Turn in one copy for each group. If group members are not present in class they will be required to complete their own lab to receive credit. Please turn in **both a DOC or PDF file and your R Markdown script**. This is due by the end of the day on Thursday, March 2. Groups *may* be asked to talk about their results in class.

Answer the following questions in this R Markdown document. Please include code where necessary.

The central limit theorem is a foundational idea in statistical inference. Typically, it is assumed that the mean of a sample converges to a normal distribution when the sample size is greater than (20 or 30?). So where do these numbers come from?

To look at this question, modify the function to also print a histrogram. For full credit your function should have appropriate titles, labels, and be aesthetically pleasing.

```
CLT <- function(num.sims){
# function that simulates uniform random numbers to illustrate the central limit theorem
# ARGS: num.sims - the number of samples to average in central limit theorem
# RETURNS: list containing the mean and standard deviation of the average of the samples
# SHOULD ALSO CREATE A HISTOGRAM, WITH APPROPRIATE TITLES
num.replicates <- 10000 # how many times to repeat this process
samples <- rep(0, num.replicates)
for (i in 1:num.replicates){
samples[i] <- mean(runif(num.sims, min = 0, max = 100))
}
# CREATE HISTOGRAM HERE
return(list(mean(samples), sd(samples)))
}
```

Demonstrate the function works by calling the function with 10, 30, 100, and 1000 samples.

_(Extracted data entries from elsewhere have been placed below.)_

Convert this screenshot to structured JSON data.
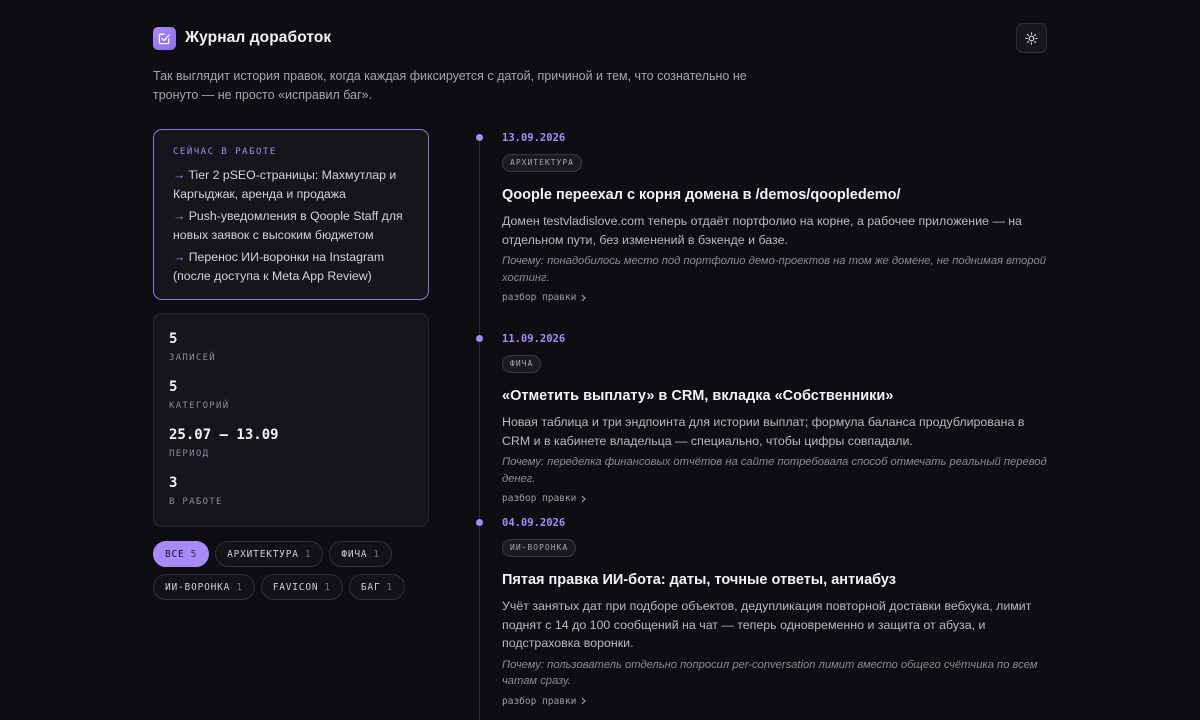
{
  "header": {
    "title": "Журнал доработок",
    "logo_icon": "checklist-edit-icon",
    "theme_icon": "sun-icon"
  },
  "intro": "Так выглядит история правок, когда каждая фиксируется с датой, причиной и тем, что сознательно не тронуто — не просто «исправил баг».",
  "now": {
    "title": "СЕЙЧАС В РАБОТЕ",
    "arrow": "→",
    "items": [
      "Tier 2 pSEO-страницы: Махмутлар и Каргыджак, аренда и продажа",
      "Push-уведомления в Qoople Staff для новых заявок с высоким бюджетом",
      "Перенос ИИ-воронки на Instagram (после доступа к Meta App Review)"
    ]
  },
  "stats": [
    {
      "value": "5",
      "label": "ЗАПИСЕЙ"
    },
    {
      "value": "5",
      "label": "КАТЕГОРИЙ"
    },
    {
      "value": "25.07 — 13.09",
      "label": "ПЕРИОД"
    },
    {
      "value": "3",
      "label": "В РАБОТЕ"
    }
  ],
  "filters": [
    {
      "label": "ВСЕ",
      "count": "5",
      "active": true
    },
    {
      "label": "АРХИТЕКТУРА",
      "count": "1",
      "active": false
    },
    {
      "label": "ФИЧА",
      "count": "1",
      "active": false
    },
    {
      "label": "ИИ-ВОРОНКА",
      "count": "1",
      "active": false
    },
    {
      "label": "FAVICON",
      "count": "1",
      "active": false
    },
    {
      "label": "БАГ",
      "count": "1",
      "active": false
    }
  ],
  "entries": [
    {
      "date": "13.09.2026",
      "tag": "АРХИТЕКТУРА",
      "title": "Qoople переехал с корня домена в /demos/qoopledemo/",
      "text": "Домен testvladislove.com теперь отдаёт портфолио на корне, а рабочее приложение — на отдельном пути, без изменений в бэкенде и базе.",
      "why": "Почему: понадобилось место под портфолио демо-проектов на том же домене, не поднимая второй хостинг.",
      "link": "разбор правки"
    },
    {
      "date": "11.09.2026",
      "tag": "ФИЧА",
      "title": "«Отметить выплату» в CRM, вкладка «Собственники»",
      "text": "Новая таблица и три эндпоинта для истории выплат; формула баланса продублирована в CRM и в кабинете владельца — специально, чтобы цифры совпадали.",
      "why": "Почему: переделка финансовых отчётов на сайте потребовала способ отмечать реальный перевод денег.",
      "link": "разбор правки"
    },
    {
      "date": "04.09.2026",
      "tag": "ИИ-ВОРОНКА",
      "title": "Пятая правка ИИ-бота: даты, точные ответы, антиабуз",
      "text": "Учёт занятых дат при подборе объектов, дедупликация повторной доставки вебхука, лимит поднят с 14 до 100 сообщений на чат — теперь одновременно и защита от абуза, и подстраховка воронки.",
      "why": "Почему: пользователь отдельно попросил per-conversation лимит вместо общего счётчика по всем чатам сразу.",
      "link": "разбор правки"
    }
  ]
}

Briefly discuss the differences in these figures/results.

Download the data set on earthquakes, provided by the USGS, available at http://www.math.montana.edu/ahoegh/teaching/stat408/datasets/EarthquakesAll.csv. The data set contains earthquakes from 1965 to 2016.

Create a compelling graphic from this data set. The choice of what and how is completely up to you. Then provide a short summary of the story your graphic depicts.